Understanding how the performance of the asset on different criteria, and stakeholders’ weight on the criteria, contribute to the assessment of the overall value of an asset can support internal decisions. This enables determining where differences in value judgments have an impact on the overall preference of an asset, allowing discussion and further data collection to be focused on the factors that matter.
To implement the DAF-BRA successfully, it is recommended that: (1) The development of the DAF-BRA should be triggered during Phase 2 or beyond when the endpoints available to the analysis are known. (2) the elicitation workshop captures a diversity of perspectives, reflecting manufacturer priorities, but also patient and regulatory perspectives on the endpoints. (3) Stakeholders should inform both the criteria selection and the value judgments.
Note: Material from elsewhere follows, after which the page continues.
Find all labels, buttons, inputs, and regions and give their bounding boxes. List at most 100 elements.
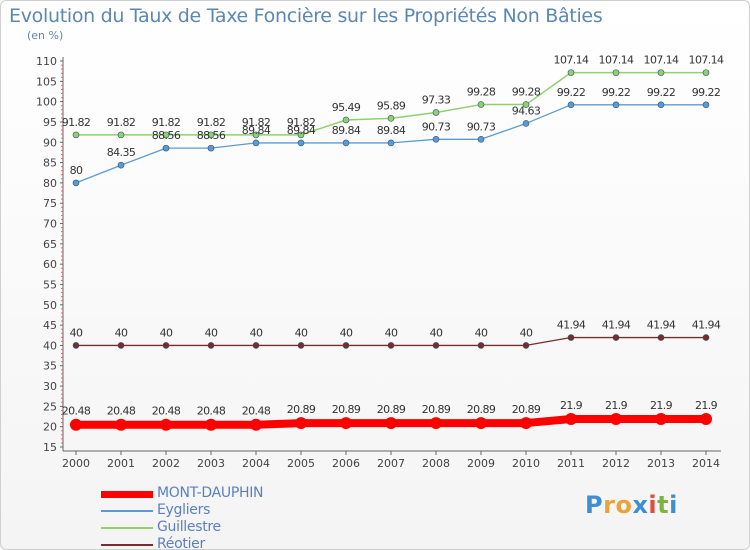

In addition, the output can be used to determine whether further evidence is needed to support the quantitative BRA. For instance, collecting patient or regulator preferences for endpoints may provide additional value. In the DLBLC case study, one stakeholder viewed the benefit-risk balance more positively than the other. In this instance, there would be value in gaining a deeper understanding of how patients perceive the benefit-risk balance by collecting their preference data alongside the Phase 3 trial. The key learnings from this study will help advance the modeling of the “patient or payer perspective” and “expert clinical judgment” to support future portfolio-level decisions.